Plate 13. The Peace Ballot of 1935 was signed by 11.6 million people, over a third of the UK’s population. The results showed strong support for the League of Nations, but opinion was split down the middle on the use of force to keep international peace.
Plate 14. In October 1939, a few weeks into another great war, the next generation of soldiers set off for Cambridge railway station, paying wary respect to the men who marched away in 1914—never to return. Cambridge Daily News, October 21, 1939.
Plate 15. Zec’s cartoon for Victory Day on May 8, 1945, was reprinted by the pro-Labour Daily Mirror for the General Election on July 5, 1945. This warning—that the people had won the war of 1914–18 but lost the peace—was fundamental to Labour’s manifesto and its postwar program.
Plate 16. By the mid-1930s most Americans regarded their entry into the Great War as a disaster. Here banker J. P. Morgan (right) confronts Senator Gerald P. Nye of North Dakota during Nye’s inquiry into how the “merchants of death” in Wall Street and the arms industry had supposedly dragged America into Britain’s war.
Plate 17. But after Pearl Harbor, Woodrow Wilson’s war was gradually rehabilitated. The 1944 movie Wilson depicted the president (played by Alexander Knox) as an internationalist visionary, tragically frustrated by parochial pigmies on Capitol Hill.
Plate 18. In this map from the journal Foreign Affairs, July 1941, the Atlantic—for isolationists an oceanic barrier against aggressors—becomes a lake linking the countries of western civilization. This points towards the “North Atlantic Treaty” of 1949.
Plates 19 and 20. Opening captions from the BBC TV series The Great War (1964), which helped reshape British attitudes fifty years on. The descent into the hell of the trenches (top) and (bottom) the haunted face of a solitary survivor.
Plates 21 and 22. In fact the lone soldier had been cropped from a group photo of Royal Irish Riflemen on the Somme in 1916, but the image has become perhaps the most familiar face of a Great War Tommy—used here for the cover of a book to accompany the Imperial War Museum’s 2002 exhibition about 1914–18 war poets.
Plate 23. Edmund Blunden, one of the soldier poets who survived 1918, helped shape our sense of “true” Great War poetry through his introductions to anthologies and his editing of Wilfred Owen’s poems.
Plate 24. The Central London Recruiting Depot, August 1914. Men queuing for war, it seemed to Philip Larkin, like crowds to watch a cricket match.

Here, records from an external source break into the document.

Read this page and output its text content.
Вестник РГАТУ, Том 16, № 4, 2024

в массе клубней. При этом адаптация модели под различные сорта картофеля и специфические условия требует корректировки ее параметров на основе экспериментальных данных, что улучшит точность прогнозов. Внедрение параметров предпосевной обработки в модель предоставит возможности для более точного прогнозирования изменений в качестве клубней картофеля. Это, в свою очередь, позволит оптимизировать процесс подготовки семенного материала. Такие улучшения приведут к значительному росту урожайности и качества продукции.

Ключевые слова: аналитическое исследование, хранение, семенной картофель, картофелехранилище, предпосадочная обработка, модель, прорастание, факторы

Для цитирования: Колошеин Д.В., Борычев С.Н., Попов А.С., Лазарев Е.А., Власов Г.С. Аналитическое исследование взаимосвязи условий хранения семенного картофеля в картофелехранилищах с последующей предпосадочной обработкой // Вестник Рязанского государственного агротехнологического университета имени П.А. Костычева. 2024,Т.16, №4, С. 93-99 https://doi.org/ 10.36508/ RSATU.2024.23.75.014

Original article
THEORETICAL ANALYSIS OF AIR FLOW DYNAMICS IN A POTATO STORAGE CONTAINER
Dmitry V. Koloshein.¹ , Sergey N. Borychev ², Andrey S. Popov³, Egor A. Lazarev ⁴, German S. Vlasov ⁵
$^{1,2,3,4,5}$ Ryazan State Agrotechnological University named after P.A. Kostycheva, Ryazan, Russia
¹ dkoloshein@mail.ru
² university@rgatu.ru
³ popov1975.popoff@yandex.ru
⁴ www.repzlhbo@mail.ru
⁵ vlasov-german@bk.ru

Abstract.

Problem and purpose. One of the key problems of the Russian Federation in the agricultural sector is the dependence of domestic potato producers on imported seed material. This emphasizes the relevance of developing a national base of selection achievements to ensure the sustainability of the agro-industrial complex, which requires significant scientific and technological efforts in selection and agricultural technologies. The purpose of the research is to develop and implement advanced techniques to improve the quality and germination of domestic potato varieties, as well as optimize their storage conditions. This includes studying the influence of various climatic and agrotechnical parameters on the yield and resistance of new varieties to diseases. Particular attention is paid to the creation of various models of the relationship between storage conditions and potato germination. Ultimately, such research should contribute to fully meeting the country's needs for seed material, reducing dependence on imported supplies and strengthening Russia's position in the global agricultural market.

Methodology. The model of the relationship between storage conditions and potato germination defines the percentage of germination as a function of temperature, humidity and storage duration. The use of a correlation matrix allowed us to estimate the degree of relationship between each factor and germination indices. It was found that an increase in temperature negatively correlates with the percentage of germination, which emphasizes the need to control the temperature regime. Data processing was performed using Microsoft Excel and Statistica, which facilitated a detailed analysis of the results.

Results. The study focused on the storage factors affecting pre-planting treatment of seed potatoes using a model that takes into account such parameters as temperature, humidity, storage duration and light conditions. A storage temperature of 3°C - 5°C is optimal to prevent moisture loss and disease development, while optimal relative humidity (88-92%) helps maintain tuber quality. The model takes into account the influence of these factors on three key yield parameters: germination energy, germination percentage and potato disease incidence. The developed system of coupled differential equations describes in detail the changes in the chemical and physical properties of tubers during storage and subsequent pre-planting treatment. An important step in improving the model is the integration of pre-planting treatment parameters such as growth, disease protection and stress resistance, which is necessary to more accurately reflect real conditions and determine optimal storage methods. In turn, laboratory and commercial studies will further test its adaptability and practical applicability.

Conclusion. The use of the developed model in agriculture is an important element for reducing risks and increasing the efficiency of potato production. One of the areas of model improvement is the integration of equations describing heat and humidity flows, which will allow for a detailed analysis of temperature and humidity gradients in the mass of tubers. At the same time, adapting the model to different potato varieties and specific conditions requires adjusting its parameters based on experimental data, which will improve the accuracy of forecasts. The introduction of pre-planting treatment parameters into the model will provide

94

This picture inspired his poem “MCXMIV” (published 1964), which evoked an idyllic prewar world.
Plates 25, 26, and 27. By the late 1990s Northern Ireland was finally moving out of the Troubles. The Island of Ireland Peace Tower (top) near Mesen/Messines in Belgium, commemorated the men of the whole of Ireland who fought in the British Army in 1914–18. It was dedicated by Mary McAleese, the Irish president, and Queen Elizabeth II on November 11, 1998 (middle). Three tablets (bottom) record the dead from the Ulster division and two Irish divisions who fought alongside one another in 1917.
Plates 28 and 29. Sir Edwin Lutyens’s “Memorial to the Missing of the Somme” (top) commemorated those whom “the fortune of war” denied “known and honored burial” (bottom). In front are the graves of three hundred French soldiers (crosses) and three hundred British soldiers (headstones).
Plates 30 and 31. Each headstone commemorates a British soldier “Known Unto God” (top)—the French crosses state starkly “Inconnu” (Unknown). On Lutyens’s interwoven arches are inscribed the names of some seventy-two thousand British soldiers whose remains were never found.